Big dark eyes that betray my every emotion before I can stop them.

Olive skin that changes color in the summer sun.

Wild curly tresses, a rich chocolate brown, soft, inviting you to touch.

The high cheek bones of my indigenous ancestors.

What is my look?

NPM 9: Thing

NPM 9: Thing

What are you?” They ask.

Your worst nightmare.

An alien.

A mermaid that got her legs.

A wild thing.

What do you mean?”

You know, your skin isn’t pale white and your eyes are dark brown instead of blue, you look ethnic somehow but I’m too dumb to ask in an inoffensive way.

But they say, “you know, like where are you from?”

Chicago.

The city, not the suburb.

A small working class neighborhood, that you need to be real Chicago to know exists.

I come from streets gritty enough to scare your suburban sensibilities.

A city as beautiful as it is corrupt.

Shining gem on the edge of a Great Lake.

A city as bloody as it is welcoming.

Full of food so good, gluttony doesn’t even seem a sin. It seems the only option.

A city of broad shoulders built on the backs of the immigrants that settled here.

That’s where I’m from.

But that’s not what you mean.

You want to know why my skin is this color, my eyes this shape.

You want to know why I’m different from you.

I’m from here.”

It’s not enough. Your face is confused.

But it’s the only answer you’ll get.

Because it is not a question of what I am, but who.

And you can’t handle that.

NPM 5: Drugged

NPM 5: Drugged

They told me to take it. 

Shhh…it’ll make it better.

Just two a day would make me normal again.

I drink them all.

Two will make it better, all will make it perfect.

I feel nothing now. Everything is clear. Nothing hurts.

Emotionless I lay back and wrap my legs around death. 

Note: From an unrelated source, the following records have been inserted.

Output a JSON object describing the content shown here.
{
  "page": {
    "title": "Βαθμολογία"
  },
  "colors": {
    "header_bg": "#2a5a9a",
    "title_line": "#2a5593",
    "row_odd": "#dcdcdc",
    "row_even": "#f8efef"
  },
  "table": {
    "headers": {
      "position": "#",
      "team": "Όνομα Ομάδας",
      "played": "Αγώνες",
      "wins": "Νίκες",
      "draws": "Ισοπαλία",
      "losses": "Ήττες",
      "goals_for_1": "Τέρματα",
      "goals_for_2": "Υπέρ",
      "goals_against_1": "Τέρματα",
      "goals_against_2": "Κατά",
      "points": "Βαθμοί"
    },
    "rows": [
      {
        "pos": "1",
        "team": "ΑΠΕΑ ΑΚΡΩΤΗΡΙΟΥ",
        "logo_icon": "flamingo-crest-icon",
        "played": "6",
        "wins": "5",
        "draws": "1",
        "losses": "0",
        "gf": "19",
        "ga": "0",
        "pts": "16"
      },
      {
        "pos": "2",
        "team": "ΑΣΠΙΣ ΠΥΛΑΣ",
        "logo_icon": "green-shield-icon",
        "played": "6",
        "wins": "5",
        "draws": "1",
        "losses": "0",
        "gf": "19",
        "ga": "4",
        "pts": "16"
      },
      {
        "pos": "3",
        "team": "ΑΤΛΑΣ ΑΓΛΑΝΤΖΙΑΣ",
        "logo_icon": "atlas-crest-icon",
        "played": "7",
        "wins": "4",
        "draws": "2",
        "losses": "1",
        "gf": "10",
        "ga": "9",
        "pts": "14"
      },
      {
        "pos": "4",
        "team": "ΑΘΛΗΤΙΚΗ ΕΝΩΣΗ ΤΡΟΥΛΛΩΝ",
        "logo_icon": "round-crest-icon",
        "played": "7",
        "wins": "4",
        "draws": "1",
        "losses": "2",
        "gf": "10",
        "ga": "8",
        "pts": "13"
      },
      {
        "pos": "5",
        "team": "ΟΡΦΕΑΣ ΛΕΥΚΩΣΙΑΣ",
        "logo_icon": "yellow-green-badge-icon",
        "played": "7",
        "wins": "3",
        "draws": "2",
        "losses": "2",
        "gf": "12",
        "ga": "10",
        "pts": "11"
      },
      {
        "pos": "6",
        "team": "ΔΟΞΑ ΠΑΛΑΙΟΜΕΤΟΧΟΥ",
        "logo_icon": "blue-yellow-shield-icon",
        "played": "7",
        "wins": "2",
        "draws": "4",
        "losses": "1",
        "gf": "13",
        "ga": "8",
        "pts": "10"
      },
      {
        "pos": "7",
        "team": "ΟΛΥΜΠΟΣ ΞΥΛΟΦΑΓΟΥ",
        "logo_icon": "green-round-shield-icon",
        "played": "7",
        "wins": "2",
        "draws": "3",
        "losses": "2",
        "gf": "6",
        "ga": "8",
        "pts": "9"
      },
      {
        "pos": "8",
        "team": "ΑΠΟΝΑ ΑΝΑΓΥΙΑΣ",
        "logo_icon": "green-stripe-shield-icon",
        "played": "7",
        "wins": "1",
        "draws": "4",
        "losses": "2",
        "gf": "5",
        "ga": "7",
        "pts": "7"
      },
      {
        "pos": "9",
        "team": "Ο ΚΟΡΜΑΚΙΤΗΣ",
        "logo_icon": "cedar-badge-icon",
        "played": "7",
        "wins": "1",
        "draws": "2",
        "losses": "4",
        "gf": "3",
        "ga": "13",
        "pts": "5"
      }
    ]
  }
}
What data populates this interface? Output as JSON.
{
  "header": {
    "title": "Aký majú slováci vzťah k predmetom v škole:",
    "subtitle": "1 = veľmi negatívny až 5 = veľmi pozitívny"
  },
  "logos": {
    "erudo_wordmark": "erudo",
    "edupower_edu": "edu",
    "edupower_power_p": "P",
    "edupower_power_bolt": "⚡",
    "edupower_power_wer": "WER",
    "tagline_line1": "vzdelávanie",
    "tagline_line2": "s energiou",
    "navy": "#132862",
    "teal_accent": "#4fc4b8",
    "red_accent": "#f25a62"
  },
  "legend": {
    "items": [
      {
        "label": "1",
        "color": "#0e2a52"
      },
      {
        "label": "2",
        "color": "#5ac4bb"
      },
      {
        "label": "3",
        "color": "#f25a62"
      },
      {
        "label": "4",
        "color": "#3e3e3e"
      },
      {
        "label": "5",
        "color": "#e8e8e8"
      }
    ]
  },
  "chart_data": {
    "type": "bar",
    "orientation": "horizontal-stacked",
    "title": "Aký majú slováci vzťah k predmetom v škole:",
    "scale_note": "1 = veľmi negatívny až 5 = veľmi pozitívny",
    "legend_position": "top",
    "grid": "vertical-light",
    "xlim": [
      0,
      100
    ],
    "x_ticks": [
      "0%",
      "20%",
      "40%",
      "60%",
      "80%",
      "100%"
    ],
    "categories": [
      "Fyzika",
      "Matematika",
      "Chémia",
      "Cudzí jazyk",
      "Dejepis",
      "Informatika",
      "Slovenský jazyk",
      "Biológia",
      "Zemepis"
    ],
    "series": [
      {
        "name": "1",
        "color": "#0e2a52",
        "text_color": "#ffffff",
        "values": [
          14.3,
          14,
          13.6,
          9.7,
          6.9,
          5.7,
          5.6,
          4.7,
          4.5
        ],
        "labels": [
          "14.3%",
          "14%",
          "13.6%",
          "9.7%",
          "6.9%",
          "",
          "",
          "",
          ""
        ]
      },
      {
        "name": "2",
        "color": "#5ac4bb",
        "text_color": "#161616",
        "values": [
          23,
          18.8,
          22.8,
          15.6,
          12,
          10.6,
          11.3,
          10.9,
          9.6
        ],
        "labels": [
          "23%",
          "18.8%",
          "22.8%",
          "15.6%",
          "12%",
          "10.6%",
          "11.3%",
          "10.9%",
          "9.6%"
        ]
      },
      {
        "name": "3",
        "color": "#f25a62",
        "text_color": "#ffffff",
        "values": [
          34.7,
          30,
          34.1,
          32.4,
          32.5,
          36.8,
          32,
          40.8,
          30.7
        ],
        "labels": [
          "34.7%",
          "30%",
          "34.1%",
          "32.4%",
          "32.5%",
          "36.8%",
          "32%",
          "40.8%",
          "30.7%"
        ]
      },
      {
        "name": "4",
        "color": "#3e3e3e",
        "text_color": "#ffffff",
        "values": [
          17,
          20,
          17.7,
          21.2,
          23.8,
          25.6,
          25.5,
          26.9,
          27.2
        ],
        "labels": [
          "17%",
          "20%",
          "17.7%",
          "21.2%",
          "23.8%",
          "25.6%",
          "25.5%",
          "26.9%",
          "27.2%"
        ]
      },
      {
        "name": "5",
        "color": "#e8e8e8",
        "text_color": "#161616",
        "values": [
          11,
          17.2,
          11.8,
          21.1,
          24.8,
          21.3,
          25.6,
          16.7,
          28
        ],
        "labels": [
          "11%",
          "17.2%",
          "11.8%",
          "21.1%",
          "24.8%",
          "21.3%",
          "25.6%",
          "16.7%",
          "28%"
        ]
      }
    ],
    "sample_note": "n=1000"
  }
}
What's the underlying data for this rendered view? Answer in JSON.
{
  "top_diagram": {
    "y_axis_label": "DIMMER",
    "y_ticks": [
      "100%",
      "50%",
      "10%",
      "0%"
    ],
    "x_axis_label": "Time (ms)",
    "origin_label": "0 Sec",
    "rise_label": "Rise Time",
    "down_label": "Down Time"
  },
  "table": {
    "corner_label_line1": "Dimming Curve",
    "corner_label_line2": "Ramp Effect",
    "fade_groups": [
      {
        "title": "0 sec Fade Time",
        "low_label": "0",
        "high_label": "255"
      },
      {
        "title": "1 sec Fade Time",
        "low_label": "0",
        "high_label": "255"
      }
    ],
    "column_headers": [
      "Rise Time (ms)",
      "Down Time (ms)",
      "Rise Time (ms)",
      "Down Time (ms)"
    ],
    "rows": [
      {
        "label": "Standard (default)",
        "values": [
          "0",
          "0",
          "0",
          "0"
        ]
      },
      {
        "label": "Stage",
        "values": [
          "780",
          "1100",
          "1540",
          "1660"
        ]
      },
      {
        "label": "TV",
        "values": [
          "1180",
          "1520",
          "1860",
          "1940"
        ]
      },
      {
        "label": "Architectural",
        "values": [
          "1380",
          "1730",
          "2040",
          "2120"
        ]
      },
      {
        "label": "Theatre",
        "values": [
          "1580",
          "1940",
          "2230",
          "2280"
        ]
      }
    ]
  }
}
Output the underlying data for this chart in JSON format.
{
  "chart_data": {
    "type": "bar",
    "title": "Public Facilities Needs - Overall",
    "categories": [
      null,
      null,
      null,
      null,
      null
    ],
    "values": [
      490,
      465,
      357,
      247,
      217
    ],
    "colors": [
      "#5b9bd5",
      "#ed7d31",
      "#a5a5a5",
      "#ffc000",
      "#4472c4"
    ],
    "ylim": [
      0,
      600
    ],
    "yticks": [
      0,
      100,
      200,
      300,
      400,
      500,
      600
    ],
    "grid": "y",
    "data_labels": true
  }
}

“It’s okay if we play,” I tell him.

“I know now that nothing really matters.”

NPM 4: Whistling

NPM 4: Whistling

Just put your lips together and blow.

I didn’t know my grandmother.

But one afternoon I stood on the steps whistling for the dogs and the hair on my mother’s body stood up.

Whistling into the afternoon.

Whistling for the dogs.

Whistling just like my grandmother.

Whistling like a dead woman I’d never met.

It’s just you.”

Yeah it’s just me.

My mother used to whistle just like that.”

Every time I whistle for the dogs my mother’s blood runs cold.